# Technical Document Extraction: SGLang Program Example
This image contains a code snippet written in a domain-specific language (likely SGLang) for orchestrating Large Language Model (LLM) workflows, accompanied by explanatory annotations.
## 1. Code Transcription
```python
dimensions = ["Clarity", "Originality", "Evidence"]
@function
def multi_dimensional_judge(s, path, essay):
s += system("Evaluate an essay about an image.")
s += user(image(path) + "Essay: " + essay)
s += assistant("Sure!")
# Return directly if it is not related
s += user("Is the essay related to the image?")
s += assistant(select("related", choices=["yes", "no"]))
if s["related"] == "no": return
# Judge multiple dimensions in parallel
forks = s.fork(len(dimensions))
for f, dim in zip(forks, dimensions):
f += user("Evaluate based on the following dimension: " +
dim + ". End your judgment with the word 'END'")
f += assistant("Judgment: " + gen("judgment", stop="END"))
# Merge the judgments
judgment = "\n".join(f["judgment"] for f in forks)
# Generate a summary and a grade. Return in the JSON format.
s += user("Provide the judgment, summary, and a letter grade")
s += assistant(judgment + "In summary," + gen("summary", stop=".")
+ "The grade of it is" + gen("grade"))
schema = r'\{"summary": "[\w\d\s]+\.", "grade": "[ABCD][+-]?"\}'
s += user("Return in the JSON format.")
s += assistant(gen("output", regex=schema))
state = multi_dimensional_judge.run(...)
print(state["output"])
```
## 2. Component Analysis and Annotations
The image uses yellow arrows to point from specific code blocks to descriptive text on the right side.

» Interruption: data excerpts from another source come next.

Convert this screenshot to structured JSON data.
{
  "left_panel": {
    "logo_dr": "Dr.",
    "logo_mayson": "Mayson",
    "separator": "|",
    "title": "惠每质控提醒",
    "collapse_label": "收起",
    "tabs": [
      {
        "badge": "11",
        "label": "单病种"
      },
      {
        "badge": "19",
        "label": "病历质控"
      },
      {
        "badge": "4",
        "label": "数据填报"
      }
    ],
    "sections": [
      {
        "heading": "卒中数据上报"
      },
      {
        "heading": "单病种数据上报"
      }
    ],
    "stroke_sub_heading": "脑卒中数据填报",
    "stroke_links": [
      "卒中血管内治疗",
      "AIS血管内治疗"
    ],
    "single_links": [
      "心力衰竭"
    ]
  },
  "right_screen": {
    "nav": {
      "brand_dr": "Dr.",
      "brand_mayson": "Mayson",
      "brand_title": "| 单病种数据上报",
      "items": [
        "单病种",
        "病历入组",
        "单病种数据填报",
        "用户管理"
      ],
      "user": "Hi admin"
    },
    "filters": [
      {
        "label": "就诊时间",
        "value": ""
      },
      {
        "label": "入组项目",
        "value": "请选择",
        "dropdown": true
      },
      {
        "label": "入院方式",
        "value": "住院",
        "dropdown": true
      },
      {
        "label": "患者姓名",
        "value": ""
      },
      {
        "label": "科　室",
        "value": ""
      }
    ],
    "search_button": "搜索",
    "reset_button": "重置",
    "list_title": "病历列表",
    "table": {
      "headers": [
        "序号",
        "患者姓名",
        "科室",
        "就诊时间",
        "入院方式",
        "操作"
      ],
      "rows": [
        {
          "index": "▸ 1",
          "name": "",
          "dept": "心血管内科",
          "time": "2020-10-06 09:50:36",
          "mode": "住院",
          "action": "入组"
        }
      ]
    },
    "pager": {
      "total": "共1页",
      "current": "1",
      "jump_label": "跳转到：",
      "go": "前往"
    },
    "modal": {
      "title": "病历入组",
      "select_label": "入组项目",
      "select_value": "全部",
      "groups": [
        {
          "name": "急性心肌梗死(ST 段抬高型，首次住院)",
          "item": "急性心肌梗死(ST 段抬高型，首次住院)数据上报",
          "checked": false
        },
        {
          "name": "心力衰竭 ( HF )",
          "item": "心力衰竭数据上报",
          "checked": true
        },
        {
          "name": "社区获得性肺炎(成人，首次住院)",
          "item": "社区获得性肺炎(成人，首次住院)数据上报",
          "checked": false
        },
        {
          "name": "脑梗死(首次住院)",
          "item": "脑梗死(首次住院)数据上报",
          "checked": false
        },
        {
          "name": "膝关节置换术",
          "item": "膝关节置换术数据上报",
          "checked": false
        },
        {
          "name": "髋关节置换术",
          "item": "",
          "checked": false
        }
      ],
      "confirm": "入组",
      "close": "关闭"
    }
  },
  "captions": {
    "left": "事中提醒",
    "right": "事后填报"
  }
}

| Code Segment / Location | Annotation Text | Technical Significance |
| :--- | :--- | :--- |
| Initial `system`, `user`, and `assistant` calls | Handle chat template and multi-modal inputs | Demonstrates native support for images and structured chat roles. |
| `assistant(select("related", ...))` | Select an option with the highest probability | Shows constrained selection (classification) instead of free-form generation. |
| `if s["related"] == "no": return` | Fetch result; Use Python control flow | Highlights the integration of LLM outputs with standard Python logic. |
| `forks = s.fork(...)` | Runtime optimization: KV Cache Reuse (Sec. 3) | Indicates that forking allows multiple requests to share the prefix cache. |
| `gen("judgment", ...)` inside loop | Multiple generation calls run in parallel | Parallel execution of independent LLM generation tasks. |
| `"\n".join(f["judgment"] for f in forks)` | Fetch generation results | Aggregating data from parallel forks back into the main state. |
| `gen("summary")` and `gen("grade")` | Runtime optimization: API speculative execution (Sec. 5) | Suggests an optimization where multiple generations are predicted or batched. |
| `gen("output", regex=schema)` | Runtime optimization: fast constrained decoding (Sec. 4) | Use of Regular Expressions to force the LLM to output valid JSON. |
| `multi_dimensional_judge.run(...)` | Run an SGLang program | The entry point for executing the defined workflow. |
## 3. Workflow Summary
The program defines a multi-modal evaluation pipeline:
1. **Initialization:** Sets up a system prompt and inputs an image and an essay.
2. **Relevance Check:** Uses a `select` call to determine if the essay matches the image; exits early if not.
3. **Parallel Evaluation:** Forks the state to evaluate three dimensions ("Clarity", "Originality", "Evidence") simultaneously.
4. **Aggregation:** Joins the parallel judgments into a single string.
5. **Structured Output:** Generates a summary and a grade, then uses a regex schema to ensure the final output is a strictly formatted JSON object.